As previously mentioned, the problem is that the more drugs a patient takes, the higher the risk of drug interactions and side-effects, which can lead to worsening health and reduced quality of life. Multiple prescriptions may also mean the patient is not receiving proper care — including coaching to make better lifestyle choices so that medication is not necessary. The problem is not only more common in the elderly, but these patients are less capable of metabolizing and eliminating drugs from the body effectively.
Common drug interactions and side-effects include weakness, fatigue, poor sleep, daytime sleepiness, falls, constipation, diarrhea, disorientation, heart arrhythmias, and many others, including death. These can also lead to reduced independence in day-to-day living.
Even dietary supplements, especially synthetic and high-dose vitamin supplements such as vitamin E, can cause harmful interactions with drugs.
The picture is not pretty for OTC drugs either. Thirty-five percent of adult Americans use them on a regular basis — many more intermittently — with a trend for increased use as more prescription drugs are transitioned to OTC status.
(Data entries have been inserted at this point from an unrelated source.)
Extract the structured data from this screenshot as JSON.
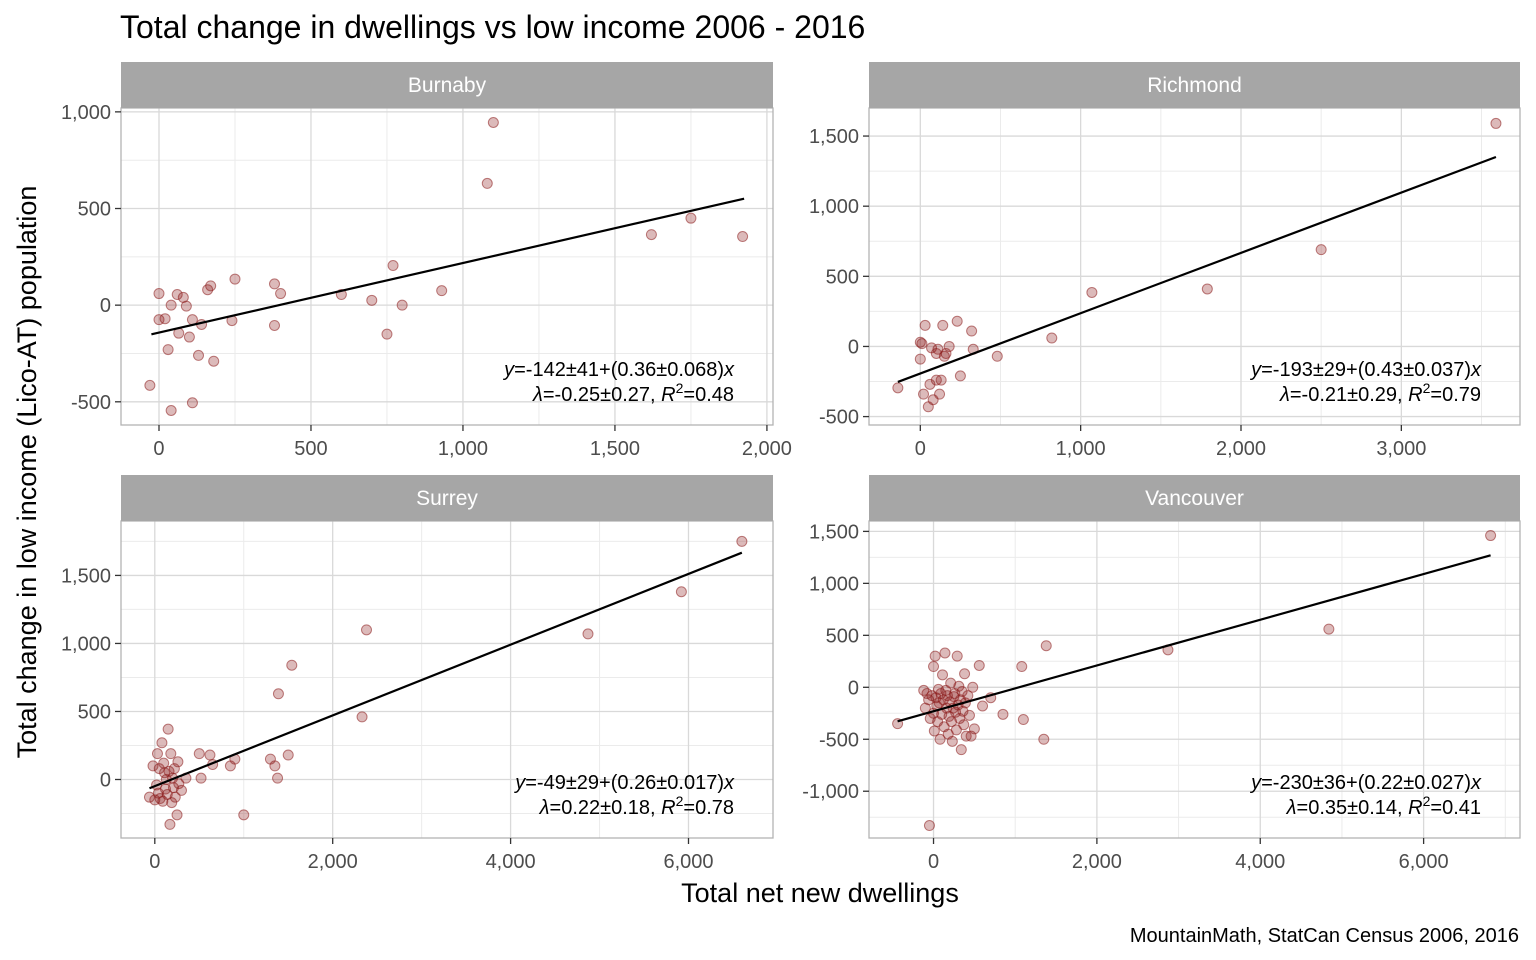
{
  "chart_data": {
    "type": "scatter",
    "title": "Total change in dwellings vs low income 2006 - 2016",
    "xlabel": "Total net new dwellings",
    "ylabel": "Total change in low income (Lico-AT) population",
    "caption": "MountainMath, StatCan Census 2006, 2016",
    "point_color": "#8b1a1a",
    "line_color": "#000000",
    "strip_color": "#a6a6a6",
    "grid": true,
    "panels": [
      {
        "name": "Burnaby",
        "xlim": [
          -125,
          2020
        ],
        "ylim": [
          -620,
          1020
        ],
        "x_ticks": [
          0,
          500,
          1000,
          1500,
          2000
        ],
        "x_tick_labels": [
          "0",
          "500",
          "1,000",
          "1,500",
          "2,000"
        ],
        "y_ticks": [
          -500,
          0,
          500,
          1000
        ],
        "y_tick_labels": [
          "-500",
          "0",
          "500",
          "1,000"
        ],
        "fit": {
          "intercept": -142,
          "slope": 0.36,
          "x_range": [
            -25,
            1925
          ]
        },
        "annotation": {
          "eq_prefix": "=-142±41+(0.36±0.068)",
          "lambda_text": "=-0.25±0.27, ",
          "r2_value": "=0.48"
        },
        "points": [
          [
            -30,
            -415
          ],
          [
            0,
            60
          ],
          [
            0,
            -75
          ],
          [
            20,
            -70
          ],
          [
            30,
            -230
          ],
          [
            40,
            -545
          ],
          [
            40,
            0
          ],
          [
            60,
            55
          ],
          [
            65,
            -145
          ],
          [
            80,
            40
          ],
          [
            90,
            -5
          ],
          [
            100,
            -165
          ],
          [
            110,
            -75
          ],
          [
            110,
            -505
          ],
          [
            130,
            -260
          ],
          [
            140,
            -100
          ],
          [
            160,
            80
          ],
          [
            170,
            100
          ],
          [
            180,
            -290
          ],
          [
            240,
            -80
          ],
          [
            250,
            135
          ],
          [
            380,
            110
          ],
          [
            380,
            -105
          ],
          [
            400,
            60
          ],
          [
            600,
            55
          ],
          [
            700,
            25
          ],
          [
            750,
            -150
          ],
          [
            770,
            205
          ],
          [
            800,
            0
          ],
          [
            930,
            75
          ],
          [
            1080,
            630
          ],
          [
            1100,
            945
          ],
          [
            1620,
            365
          ],
          [
            1750,
            450
          ],
          [
            1920,
            355
          ]
        ]
      },
      {
        "name": "Richmond",
        "xlim": [
          -320,
          3740
        ],
        "ylim": [
          -560,
          1700
        ],
        "x_ticks": [
          0,
          1000,
          2000,
          3000
        ],
        "x_tick_labels": [
          "0",
          "1,000",
          "2,000",
          "3,000"
        ],
        "y_ticks": [
          -500,
          0,
          500,
          1000,
          1500
        ],
        "y_tick_labels": [
          "-500",
          "0",
          "500",
          "1,000",
          "1,500"
        ],
        "fit": {
          "intercept": -193,
          "slope": 0.43,
          "x_range": [
            -140,
            3590
          ]
        },
        "annotation": {
          "eq_prefix": "=-193±29+(0.43±0.037)",
          "lambda_text": "=-0.21±0.29, ",
          "r2_value": "=0.79"
        },
        "points": [
          [
            -140,
            -295
          ],
          [
            0,
            -90
          ],
          [
            0,
            30
          ],
          [
            10,
            20
          ],
          [
            20,
            -340
          ],
          [
            30,
            150
          ],
          [
            50,
            -430
          ],
          [
            60,
            -270
          ],
          [
            70,
            -10
          ],
          [
            80,
            -380
          ],
          [
            100,
            -50
          ],
          [
            100,
            -240
          ],
          [
            110,
            -20
          ],
          [
            120,
            -340
          ],
          [
            130,
            -240
          ],
          [
            140,
            150
          ],
          [
            150,
            -70
          ],
          [
            160,
            -50
          ],
          [
            180,
            0
          ],
          [
            230,
            180
          ],
          [
            250,
            -210
          ],
          [
            320,
            110
          ],
          [
            330,
            -20
          ],
          [
            480,
            -70
          ],
          [
            820,
            60
          ],
          [
            1070,
            385
          ],
          [
            1790,
            410
          ],
          [
            2500,
            690
          ],
          [
            3590,
            1590
          ]
        ]
      },
      {
        "name": "Surrey",
        "xlim": [
          -380,
          6950
        ],
        "ylim": [
          -430,
          1900
        ],
        "x_ticks": [
          0,
          2000,
          4000,
          6000
        ],
        "x_tick_labels": [
          "0",
          "2,000",
          "4,000",
          "6,000"
        ],
        "y_ticks": [
          0,
          500,
          1000,
          1500
        ],
        "y_tick_labels": [
          "0",
          "500",
          "1,000",
          "1,500"
        ],
        "fit": {
          "intercept": -49,
          "slope": 0.26,
          "x_range": [
            -60,
            6600
          ]
        },
        "annotation": {
          "eq_prefix": "=-49±29+(0.26±0.017)",
          "lambda_text": "=0.22±0.18, ",
          "r2_value": "=0.78"
        },
        "points": [
          [
            -60,
            -130
          ],
          [
            -20,
            100
          ],
          [
            0,
            -150
          ],
          [
            20,
            -40
          ],
          [
            30,
            190
          ],
          [
            40,
            -100
          ],
          [
            50,
            80
          ],
          [
            60,
            -140
          ],
          [
            80,
            270
          ],
          [
            90,
            -160
          ],
          [
            100,
            120
          ],
          [
            110,
            50
          ],
          [
            120,
            -70
          ],
          [
            130,
            0
          ],
          [
            140,
            -110
          ],
          [
            150,
            370
          ],
          [
            160,
            60
          ],
          [
            170,
            -330
          ],
          [
            180,
            190
          ],
          [
            190,
            -170
          ],
          [
            200,
            10
          ],
          [
            210,
            -60
          ],
          [
            220,
            80
          ],
          [
            230,
            -130
          ],
          [
            250,
            -260
          ],
          [
            260,
            130
          ],
          [
            270,
            -30
          ],
          [
            300,
            -80
          ],
          [
            350,
            10
          ],
          [
            500,
            190
          ],
          [
            520,
            10
          ],
          [
            620,
            180
          ],
          [
            650,
            110
          ],
          [
            850,
            100
          ],
          [
            900,
            150
          ],
          [
            1000,
            -260
          ],
          [
            1300,
            150
          ],
          [
            1350,
            100
          ],
          [
            1380,
            10
          ],
          [
            1390,
            630
          ],
          [
            1500,
            180
          ],
          [
            1540,
            840
          ],
          [
            2330,
            460
          ],
          [
            2380,
            1100
          ],
          [
            4870,
            1070
          ],
          [
            5920,
            1380
          ],
          [
            6600,
            1750
          ]
        ]
      },
      {
        "name": "Vancouver",
        "xlim": [
          -790,
          7180
        ],
        "ylim": [
          -1450,
          1600
        ],
        "x_ticks": [
          0,
          2000,
          4000,
          6000
        ],
        "x_tick_labels": [
          "0",
          "2,000",
          "4,000",
          "6,000"
        ],
        "y_ticks": [
          -1000,
          -500,
          0,
          500,
          1000,
          1500
        ],
        "y_tick_labels": [
          "-1,000",
          "-500",
          "0",
          "500",
          "1,000",
          "1,500"
        ],
        "fit": {
          "intercept": -230,
          "slope": 0.22,
          "x_range": [
            -440,
            6820
          ]
        },
        "annotation": {
          "eq_prefix": "=-230±36+(0.22±0.027)",
          "lambda_text": "=0.35±0.14, ",
          "r2_value": "=0.41"
        },
        "points": [
          [
            -440,
            -350
          ],
          [
            -50,
            -1330
          ],
          [
            -120,
            -30
          ],
          [
            -100,
            -200
          ],
          [
            -80,
            -60
          ],
          [
            -60,
            -120
          ],
          [
            -40,
            -300
          ],
          [
            -20,
            -80
          ],
          [
            0,
            200
          ],
          [
            0,
            -250
          ],
          [
            10,
            -420
          ],
          [
            20,
            300
          ],
          [
            30,
            -100
          ],
          [
            40,
            -180
          ],
          [
            50,
            -330
          ],
          [
            60,
            -20
          ],
          [
            70,
            -150
          ],
          [
            80,
            -500
          ],
          [
            90,
            -60
          ],
          [
            100,
            -260
          ],
          [
            110,
            120
          ],
          [
            120,
            -120
          ],
          [
            130,
            -380
          ],
          [
            140,
            330
          ],
          [
            150,
            -30
          ],
          [
            160,
            -200
          ],
          [
            170,
            -80
          ],
          [
            180,
            -450
          ],
          [
            190,
            -280
          ],
          [
            200,
            -140
          ],
          [
            210,
            40
          ],
          [
            220,
            -330
          ],
          [
            230,
            -520
          ],
          [
            240,
            -200
          ],
          [
            250,
            -90
          ],
          [
            260,
            -60
          ],
          [
            270,
            -240
          ],
          [
            280,
            -410
          ],
          [
            290,
            300
          ],
          [
            300,
            -170
          ],
          [
            310,
            10
          ],
          [
            320,
            -300
          ],
          [
            330,
            -120
          ],
          [
            340,
            -600
          ],
          [
            350,
            -40
          ],
          [
            360,
            -230
          ],
          [
            370,
            -360
          ],
          [
            380,
            130
          ],
          [
            390,
            -150
          ],
          [
            400,
            -470
          ],
          [
            420,
            -80
          ],
          [
            440,
            -270
          ],
          [
            460,
            -470
          ],
          [
            480,
            0
          ],
          [
            500,
            -400
          ],
          [
            560,
            210
          ],
          [
            600,
            -180
          ],
          [
            700,
            -100
          ],
          [
            850,
            -260
          ],
          [
            1080,
            200
          ],
          [
            1100,
            -310
          ],
          [
            1350,
            -500
          ],
          [
            1380,
            400
          ],
          [
            2870,
            360
          ],
          [
            4840,
            560
          ],
          [
            6820,
            1460
          ]
        ]
      }
    ]
  }
}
Both prescription and OTC drug use by children has also significantly increased.
We are in the midst of an unprecedented prescription and OTC drug overdose epidemic, with death rates increasing five-fold since 1980. In the U.S., drug overdose deaths outnumber deaths caused by motor vehicle crashes. Prescription drug opioid analgesic deaths rank about 30 percent of drug overdoses, and were doubled in 2010 over the previous decade, and now outnumber overdose deaths involving all illicit drugs, such as heroin and cocaine, combined.
The JAMA article proposes the following five-step deprescribing protocol for health practitioners — something those on meds should be well aware of too:
- Ascertain all drugs the patient is currently taking and why.
- Consider overall risk of drug-induced harm in individual patients in determining the required intensity of deprescribing intervention.
- Assess each drug in regard to its current or future benefit potential compared with current or future harm or burden potential.
- Prioritize drugs for discontinuation that have the lowest benefit-harm ratio and lowest likelihood of adverse withdrawal reactions or disease rebound syndromes.
- Implement a discontinuation regimen and monitor patients closely.
Of course, the first step is to talk with your health practitioner — even if you have several, a single practitioner should oversee your care and meds. If he or she is unwilling or unable to address this issue, you are free to get a second opinion. A good, caring practitioner will take the time to listen to and understand your concerns. If you don’t have a good relationship with your health practitioner, keep looking for a practitioner who is the right match. For example, a health practitioner should be able to guide you to reduce dietary carbohydrates to decrease or eliminate your requirement for insulin or high blood pressure meds.
Those who exercise, including competitive athletes, are also the recipients of many prescription and OTC meds. Those using the 180-Formula to determine the best exercise heart rate know that subtracting an additional 10 beats is necessary for those on any medication. By eliminating medications through improved health, one could add 10 beats back to workout heart rates.
I’m not opposed to the use of medications, when necessary, but I am opposed to how they are so casually and nonchalantly prescribed and recommended — in too many cases, even recklessly. Most drugs are used for conditions that are preventable through relatively simple lifestyle changes.